The response of the authors is not sufficient. If they refuse to do the Phostag experiment, I do not believe that they can state in the abstract or anywhere else that "In this study, we discovered that BRD4 is hyperphosphorylated by CDK1 during mitosis and identified determined the major CDK1 phosphorylation sites in BRD4."

It is a very easy experiment to do. Especially, the claim that other reviewers did not ask it, is highly unusual. I have never seen anyone having such an argument in review response. It is a very easy experiment, and this sounds like a very desparate answer.

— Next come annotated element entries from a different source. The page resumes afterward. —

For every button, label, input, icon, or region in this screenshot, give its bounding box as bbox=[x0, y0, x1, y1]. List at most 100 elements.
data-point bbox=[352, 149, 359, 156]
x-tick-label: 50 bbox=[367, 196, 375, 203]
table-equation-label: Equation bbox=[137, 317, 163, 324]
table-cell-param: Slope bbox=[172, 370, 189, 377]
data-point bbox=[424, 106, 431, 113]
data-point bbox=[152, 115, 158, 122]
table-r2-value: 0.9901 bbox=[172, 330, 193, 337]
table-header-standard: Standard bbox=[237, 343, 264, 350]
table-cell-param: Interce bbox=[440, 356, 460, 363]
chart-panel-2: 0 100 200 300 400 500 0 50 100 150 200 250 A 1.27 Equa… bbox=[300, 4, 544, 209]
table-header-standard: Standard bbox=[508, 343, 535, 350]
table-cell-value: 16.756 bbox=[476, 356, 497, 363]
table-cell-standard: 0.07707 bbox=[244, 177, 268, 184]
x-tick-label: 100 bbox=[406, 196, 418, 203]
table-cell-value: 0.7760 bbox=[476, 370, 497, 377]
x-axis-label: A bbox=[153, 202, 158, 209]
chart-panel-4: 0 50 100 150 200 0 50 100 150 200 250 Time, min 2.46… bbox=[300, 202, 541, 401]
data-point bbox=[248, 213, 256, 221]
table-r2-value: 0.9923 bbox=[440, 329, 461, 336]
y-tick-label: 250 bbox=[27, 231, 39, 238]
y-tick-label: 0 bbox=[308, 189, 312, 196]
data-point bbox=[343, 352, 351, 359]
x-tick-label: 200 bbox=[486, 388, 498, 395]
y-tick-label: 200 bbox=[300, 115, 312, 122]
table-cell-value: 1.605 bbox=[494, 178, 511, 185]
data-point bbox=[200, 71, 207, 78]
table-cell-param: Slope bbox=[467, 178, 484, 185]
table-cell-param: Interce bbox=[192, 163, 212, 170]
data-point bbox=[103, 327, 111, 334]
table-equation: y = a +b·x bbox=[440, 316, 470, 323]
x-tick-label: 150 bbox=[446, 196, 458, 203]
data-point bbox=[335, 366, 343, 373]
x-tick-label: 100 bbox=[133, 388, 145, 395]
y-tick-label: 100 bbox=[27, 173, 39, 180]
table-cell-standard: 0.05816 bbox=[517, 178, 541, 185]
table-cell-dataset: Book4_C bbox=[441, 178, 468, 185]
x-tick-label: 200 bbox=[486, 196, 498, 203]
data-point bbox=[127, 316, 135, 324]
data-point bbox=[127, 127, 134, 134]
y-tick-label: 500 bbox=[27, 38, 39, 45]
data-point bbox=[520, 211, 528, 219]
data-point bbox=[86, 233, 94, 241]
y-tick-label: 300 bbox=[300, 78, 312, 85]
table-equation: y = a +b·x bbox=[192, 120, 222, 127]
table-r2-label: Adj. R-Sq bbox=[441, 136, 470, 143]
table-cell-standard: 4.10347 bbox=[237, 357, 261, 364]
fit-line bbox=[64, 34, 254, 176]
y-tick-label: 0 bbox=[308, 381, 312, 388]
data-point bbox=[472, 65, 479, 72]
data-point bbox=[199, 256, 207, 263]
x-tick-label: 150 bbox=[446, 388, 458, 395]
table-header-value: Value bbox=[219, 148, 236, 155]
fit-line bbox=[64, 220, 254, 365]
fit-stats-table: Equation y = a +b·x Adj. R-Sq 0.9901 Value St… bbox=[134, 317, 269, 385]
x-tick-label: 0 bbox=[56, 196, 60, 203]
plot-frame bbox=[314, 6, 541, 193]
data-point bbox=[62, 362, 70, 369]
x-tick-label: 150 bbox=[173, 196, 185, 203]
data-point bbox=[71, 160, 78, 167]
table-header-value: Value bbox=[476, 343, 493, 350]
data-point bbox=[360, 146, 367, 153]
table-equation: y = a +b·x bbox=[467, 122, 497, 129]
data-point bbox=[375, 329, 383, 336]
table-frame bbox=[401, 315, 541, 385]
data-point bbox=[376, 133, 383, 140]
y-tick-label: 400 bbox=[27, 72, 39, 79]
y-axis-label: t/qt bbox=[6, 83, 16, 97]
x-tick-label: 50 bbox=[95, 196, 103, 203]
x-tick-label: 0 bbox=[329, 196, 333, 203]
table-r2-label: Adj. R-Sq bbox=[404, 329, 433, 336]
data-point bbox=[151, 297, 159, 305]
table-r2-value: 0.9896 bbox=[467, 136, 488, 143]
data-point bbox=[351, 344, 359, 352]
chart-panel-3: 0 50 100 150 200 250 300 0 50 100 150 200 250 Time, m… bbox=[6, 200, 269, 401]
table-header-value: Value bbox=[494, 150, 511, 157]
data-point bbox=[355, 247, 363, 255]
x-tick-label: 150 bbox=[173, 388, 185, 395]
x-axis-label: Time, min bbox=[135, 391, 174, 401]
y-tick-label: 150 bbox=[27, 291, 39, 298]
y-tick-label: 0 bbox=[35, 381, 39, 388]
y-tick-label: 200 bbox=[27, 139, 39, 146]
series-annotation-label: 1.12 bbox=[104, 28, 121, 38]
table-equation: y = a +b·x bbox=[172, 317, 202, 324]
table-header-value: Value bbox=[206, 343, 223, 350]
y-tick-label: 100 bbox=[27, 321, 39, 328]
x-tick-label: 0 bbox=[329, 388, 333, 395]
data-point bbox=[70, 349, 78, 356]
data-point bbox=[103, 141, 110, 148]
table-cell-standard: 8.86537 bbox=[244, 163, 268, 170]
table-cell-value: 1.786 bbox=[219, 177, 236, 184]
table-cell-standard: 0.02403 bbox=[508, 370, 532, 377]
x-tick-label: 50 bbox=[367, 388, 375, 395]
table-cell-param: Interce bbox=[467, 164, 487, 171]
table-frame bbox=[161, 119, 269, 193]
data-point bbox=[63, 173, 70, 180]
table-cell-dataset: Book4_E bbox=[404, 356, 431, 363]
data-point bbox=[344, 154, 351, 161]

Purity of the kinase from insect cell is not an excuse. There have been hundreds of kinases purified from insect cells and used for research. One can use inhibitors, high-sensitive staining etc to exclude the impurities. If kinase field would take such arguments seriously, we would lag behind in our knowledge of signaling for couple of decades.

So, I am not confident that authors can claim this central conclusion, as other kinases that can also be involved.

 

Reviewer 4 Report

Opinion of the reviewer on the manuscript has not changed. Authors still misinterpret their own data and data from others concerning CDK1 activation outside mitosis. Overexpression of the protein does not mean it is enzymatically active and that this happens outside mitosis. Asynchronic cultures contain substantial amounts of mitotic cells so authors cannot use experiments in asynchronic cells to conclude that modification occurs in interphase. Also in the opinion of the reviewer phenotype of the 4D mutant needs to be shown in this manuscript not in the future study. How does mitotic phosphorylation of BRD4 affect its function is not addressed in the manuscript. Clearly much more data is required to support all conclusions of the authors.